JPI : Il n’y a que de l’autre dans cette expérience, car le sentiment de détachement qu’elle induit vous permet d’être totalement ouvert à l’autre, à ce qu’il a de différent. Comme vous n’êtes pas attaché à ce que vous signifiez, que ce soit par votre comportement, votre langage ou, le cas échéant, par vos écrits, votre esprit est alors totalement silencieux pour écouter l'autre, totalement vide pour accueillir l’autre. Pas seulement pour accueillir son visage, son apparence physique mais surtout ce qu’il pense, ce qu’il ressent, pour accueillir ce qu'il croit, même si c'est tout à fait l'inverce de ce que vous, vous croyez, ce qu'il vit, ce qu'il est réellement !

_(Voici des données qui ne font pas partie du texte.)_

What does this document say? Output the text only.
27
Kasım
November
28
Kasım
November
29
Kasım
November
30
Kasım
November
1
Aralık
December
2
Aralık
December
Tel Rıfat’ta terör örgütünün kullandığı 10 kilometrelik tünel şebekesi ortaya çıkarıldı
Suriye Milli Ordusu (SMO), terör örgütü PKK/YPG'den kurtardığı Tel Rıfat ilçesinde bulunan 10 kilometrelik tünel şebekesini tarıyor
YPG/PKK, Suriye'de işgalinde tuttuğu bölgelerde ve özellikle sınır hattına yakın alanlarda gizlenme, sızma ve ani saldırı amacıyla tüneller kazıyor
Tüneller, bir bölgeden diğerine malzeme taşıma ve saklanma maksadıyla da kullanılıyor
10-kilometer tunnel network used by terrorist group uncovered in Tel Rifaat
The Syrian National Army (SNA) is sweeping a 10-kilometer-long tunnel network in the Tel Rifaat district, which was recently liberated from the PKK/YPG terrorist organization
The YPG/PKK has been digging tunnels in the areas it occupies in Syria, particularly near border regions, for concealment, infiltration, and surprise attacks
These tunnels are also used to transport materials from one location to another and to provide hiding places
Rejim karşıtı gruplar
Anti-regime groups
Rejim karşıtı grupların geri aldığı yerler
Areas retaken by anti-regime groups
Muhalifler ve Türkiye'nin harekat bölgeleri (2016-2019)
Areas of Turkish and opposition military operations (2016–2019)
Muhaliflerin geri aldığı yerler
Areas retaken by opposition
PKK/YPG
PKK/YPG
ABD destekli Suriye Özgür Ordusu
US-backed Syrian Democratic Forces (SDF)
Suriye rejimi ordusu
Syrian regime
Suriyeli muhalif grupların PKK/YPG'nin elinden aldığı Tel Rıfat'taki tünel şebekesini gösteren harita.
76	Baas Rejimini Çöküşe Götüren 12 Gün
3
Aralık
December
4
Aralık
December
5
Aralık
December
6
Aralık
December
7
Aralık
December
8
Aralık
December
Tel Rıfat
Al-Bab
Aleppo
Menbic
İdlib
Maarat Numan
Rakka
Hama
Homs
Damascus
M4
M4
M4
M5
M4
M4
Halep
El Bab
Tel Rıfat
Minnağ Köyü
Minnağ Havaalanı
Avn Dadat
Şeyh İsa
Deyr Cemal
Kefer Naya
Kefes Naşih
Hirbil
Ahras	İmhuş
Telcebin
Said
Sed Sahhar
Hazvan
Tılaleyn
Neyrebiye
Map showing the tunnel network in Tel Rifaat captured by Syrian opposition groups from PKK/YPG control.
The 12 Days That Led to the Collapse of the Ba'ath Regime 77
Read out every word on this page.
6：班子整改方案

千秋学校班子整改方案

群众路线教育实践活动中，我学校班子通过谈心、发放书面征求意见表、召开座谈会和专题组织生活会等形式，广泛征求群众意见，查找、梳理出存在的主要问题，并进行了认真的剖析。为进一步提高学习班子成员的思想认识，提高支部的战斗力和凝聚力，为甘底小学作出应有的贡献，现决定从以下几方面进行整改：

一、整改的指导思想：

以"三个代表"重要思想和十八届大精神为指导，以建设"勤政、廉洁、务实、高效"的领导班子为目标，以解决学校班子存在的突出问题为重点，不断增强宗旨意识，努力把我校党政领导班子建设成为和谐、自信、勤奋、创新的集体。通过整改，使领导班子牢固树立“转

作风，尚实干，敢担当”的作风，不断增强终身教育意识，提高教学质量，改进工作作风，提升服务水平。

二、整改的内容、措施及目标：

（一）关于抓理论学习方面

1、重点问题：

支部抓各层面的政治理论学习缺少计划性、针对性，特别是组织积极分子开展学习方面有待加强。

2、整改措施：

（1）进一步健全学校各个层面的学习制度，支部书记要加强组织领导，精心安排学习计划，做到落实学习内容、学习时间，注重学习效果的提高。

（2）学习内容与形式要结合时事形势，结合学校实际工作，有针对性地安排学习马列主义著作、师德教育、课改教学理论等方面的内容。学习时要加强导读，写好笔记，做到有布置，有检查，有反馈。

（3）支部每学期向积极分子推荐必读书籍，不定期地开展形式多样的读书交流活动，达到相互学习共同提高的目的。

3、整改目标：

Je parle aussi de ressentir l’autre, parce qu’alors il n’a plus la moindre distance entre lui et moi. Nous sommes Un. Nous sommes Un, tout en restant séparés, tout en restant Deux. Ceci me paraît primordial et sans doute que le philosophe Emmanuel Lévinas, dont la lecture (de son  livre "Totalité et Infini") a eu un fort impact sur ma conception de la vie, n’a pas utilisé les mêmes mots que moi, mais cela revient au même.

Quand on prétend qu’il n’y a que le Un, on nie l’existence de l’autre. Donc, je ne puis me sentir Un avec un Autre que si je puis aussi me sentir différent de lui. Les doctrines unitaristes sont celles qui ont permis et permettront encore, malheureusement, les pires totalitarismes, comme l’a démontré brillamment le philosophe que je citais.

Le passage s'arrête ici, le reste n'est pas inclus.